Pettycoin

YA crazy bitcoin project

This project is maintained by Rusty Russell

Pettycoin Revisted Part I: Utxo Commitments

29 Nov 2014

Since blockstream released their fascinating sidechains paper I’ve been discussing related ideas with Gregory Maxwell. Sidechains are a method of automating the 1:1 bitcoin pegging (which pettycoin uses); it will require a soft-fork of the bitcoin protocol, which is why I never persued such a direction. The interest in side-chains suggests it’s a medium-term possibility, however.

More interesting to pettycoin directly is this writeup on how to change bitcoin to allow partial knowledge. Much of this (particularly the idea of transmitting proofs of incorrect behavior) pettycoin already does; the proof of spending a non-existing input, however, uses a completely different approach which is worth spelling out here.

The Problem

In bitcoin, every node knows everything, so it’s easy to spot a transaction which says “this transfers 100 bitcoins from ". Without that full knowledge, however, you can't be sure the transaction is really made up, and you can't prove it compactly to someone who doesn't know every transaction: "you can't prove a negative".

Pettycoin’s Solution

The miner inserts an index for each input into the block alongside the transaction: this says where the input transaction is. This “input_refs” array is hashed into the merkle hash tree (it’s every second leaf node).

You can prove a miner made up an input transaction by presenting the transaction, the input refs (both with proof that they’re in the block), and the transaction where the input ref said it would be (with proof). You still need to detect double-spends in the traditional way, though.

The UTXO Committment Solution

This is a bit more complicated, but it does more. The scheme has several parts, the first of which is UTXO Committments; a seemingly standard part of bitcoin-wizard lore which has several variants (Andrew Miller provided a wealth of links: Andrew Miller’s proposal and implementation, Alan Reiner’s proposal, Mark Friedenbach worked on one and Peter Todd has an implementation).

Background: UTXO Commitments in A Nutshell

The important part of bitcoin is the Unspent Transaction Outputs (UTXO): stuff which can still be used. As you go through the blocks, you naturally have to track these, so you know whether a new transaction is spending only valid, unspent outputs.

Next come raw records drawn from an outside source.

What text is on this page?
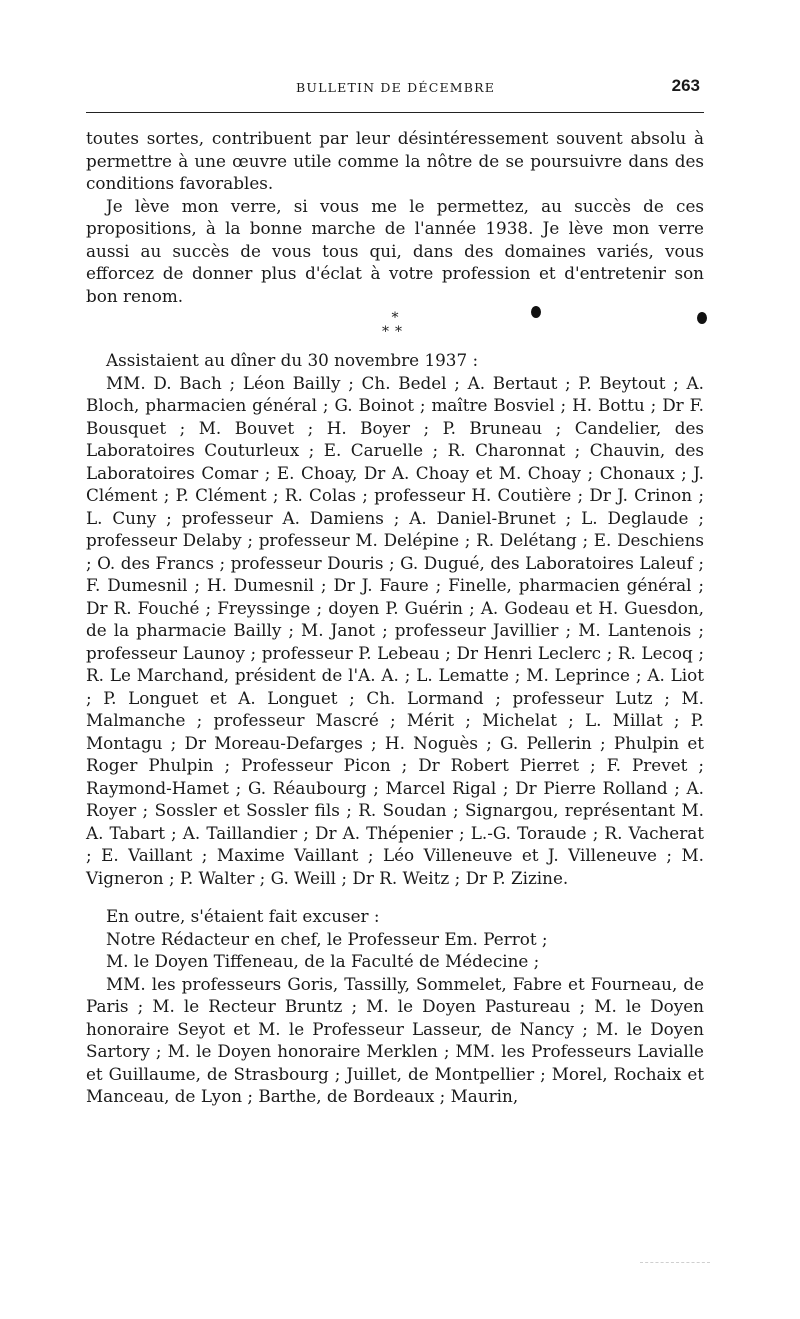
BULLETIN DE DÉCEMBRE	263

toutes sortes, contribuent par leur désintéressement souvent absolu à permettre à une œuvre utile comme la nôtre de se poursuivre dans des conditions favorables.

Je lève mon verre, si vous me le permettez, au succès de ces propositions, à la bonne marche de l'année 1938. Je lève mon verre aussi au succès de vous tous qui, dans des domaines variés, vous efforcez de donner plus d'éclat à votre profession et d'entretenir son bon renom.

*
**

Assistaient au dîner du 30 novembre 1937 :

MM. D. Bach ; Léon Bailly ; Ch. Bedel ; A. Bertaut ; P. Beytout ; A. Bloch, pharmacien général ; G. Boinot ; maître Bosviel ; H. Bottu ; Dr F. Bousquet ; M. Bouvet ; H. Boyer ; P. Bruneau ; Candelier, des Laboratoires Couturleux ; E. Caruelle ; R. Charonnat ; Chauvin, des Laboratoires Comar ; E. Choay, Dr A. Choay et M. Choay ; Chonaux ; J. Clément ; P. Clément ; R. Colas ; professeur H. Coutière ; Dr J. Crinon ; L. Cuny ; professeur A. Damiens ; A. Daniel-Brunet ; L. Deglaude ; professeur Delaby ; professeur M. Delépine ; R. Delétang ; E. Deschiens ; O. des Francs ; professeur Douris ; G. Dugué, des Laboratoires Laleuf ; F. Dumesnil ; H. Dumesnil ; Dr J. Faure ; Finelle, pharmacien général ; Dr R. Fouché ; Freyssinge ; doyen P. Guérin ; A. Godeau et H. Guesdon, de la pharmacie Bailly ; M. Janot ; professeur Javillier ; M. Lantenois ; professeur Launoy ; professeur P. Lebeau ; Dr Henri Leclerc ; R. Lecoq ; R. Le Marchand, président de l'A. A. ; L. Lematte ; M. Leprince ; A. Liot ; P. Longuet et A. Longuet ; Ch. Lormand ; professeur Lutz ; M. Malmanche ; professeur Mascré ; Mérit ; Michelat ; L. Millat ; P. Montagu ; Dr Moreau-Defarges ; H. Noguès ; G. Pellerin ; Phulpin et Roger Phulpin ; Professeur Picon ; Dr Robert Pierret ; F. Prevet ; Raymond-Hamet ; G. Réaubourg ; Marcel Rigal ; Dr Pierre Rolland ; A. Royer ; Sossler et Sossler fils ; R. Soudan ; Signargou, représentant M. A. Tabart ; A. Taillandier ; Dr A. Thépenier ; L.-G. Toraude ; R. Vacherat ; E. Vaillant ; Maxime Vaillant ; Léo Villeneuve et J. Villeneuve ; M. Vigneron ; P. Walter ; G. Weill ; Dr R. Weitz ; Dr P. Zizine.

En outre, s'étaient fait excuser :

Notre Rédacteur en chef, le Professeur Em. Perrot ;

M. le Doyen Tiffeneau, de la Faculté de Médecine ;

MM. les professeurs Goris, Tassilly, Sommelet, Fabre et Fourneau, de Paris ; M. le Recteur Bruntz ; M. le Doyen Pastureau ; M. le Doyen honoraire Seyot et M. le Professeur Lasseur, de Nancy ; M. le Doyen Sartory ; M. le Doyen honoraire Merklen ; MM. les Professeurs Lavialle et Guillaume, de Strasbourg ; Juillet, de Montpellier ; Morel, Rochaix et Manceau, de Lyon ; Barthe, de Bordeaux ; Maurin,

The twist is that you formalize this structure into a UTXO tree; the specific species of tree doesn’t really matter for the idea. This tree maps “transaction id, output number” to “version, height, coinbase flag, scriptpubkey, value” (ie. everything you need to know about a transaction output to use it).

This tree then gets merkled together so you can describe the state of the tree with a single hash: this hash gets published in the block (and if it’s wrong, the block is invalid and rejected by the other miners). You can also compactly prove any part of the tree using a merkle proof, thus proving that a particular transaction is valid (hey, see, here are the unspent outputs in the last block, with proofs!).

The original motivation for this was to make light-weight clients more secure; without this, someone can prove to me that their transaction’s inputs are valid, but they can’t prove they’re not already spent.

Using UTXO Commitments for Proving Non-Existent Inputs

In this model, every transaction in the block is accompanied by a proof that the inputs are in the UTXO tree; depending on how the UTXO tree is implemented, this may be sufficient to determine the new UTXO tree hash after the input is consumed (if not, proof of extra UTXO tree nodes is required). Similarly, you can provide the proof of the locations in the UTXO tree sufficient to determine the UTXO tree hash after the outputs are inserted.

This way, you can verify the inputs are correct and unspent for any random transaction. You can also verify that the UTXO tree is correct: if it’s not, some transaction must have updated it incorrectly and that can be proven.

Partial-Knowledge Mining?

The UTXO commitment scheme opens the door to “assisted transactions” where you supply a transaction along with UTXO proofs that all its inputs are unspent as of the last block. A recipient which knows only the block headers1 can confidently accept this as an unconfirmed transaction.

In fact, a miner can actually mine this without any extra checks: opening the door to partial-knowledge mining, which is a bar I decided was too high for pettycoin.

Summary

The UTXO solution is more complete: it provides both proof that the inputs exist, and that they’re unspent. This definitely wins.

Corollaries of this include (1) Gregory Maxwell is smarter than I am, and (2) if you can get the attention of the right bitcoin wizards, your own sidechain project will be greatly improved :)

[1] Bitcoin is unlikely to add the UTXO hash to the 80-byte header. Instead, it would become a compulsory part of the coinbase, is the order of 100 bytes long, and you need log2(num-transactions) 32 byte hashes to attach it to the header. But that’s still well under 1k per 10 minutes for a light-weight node.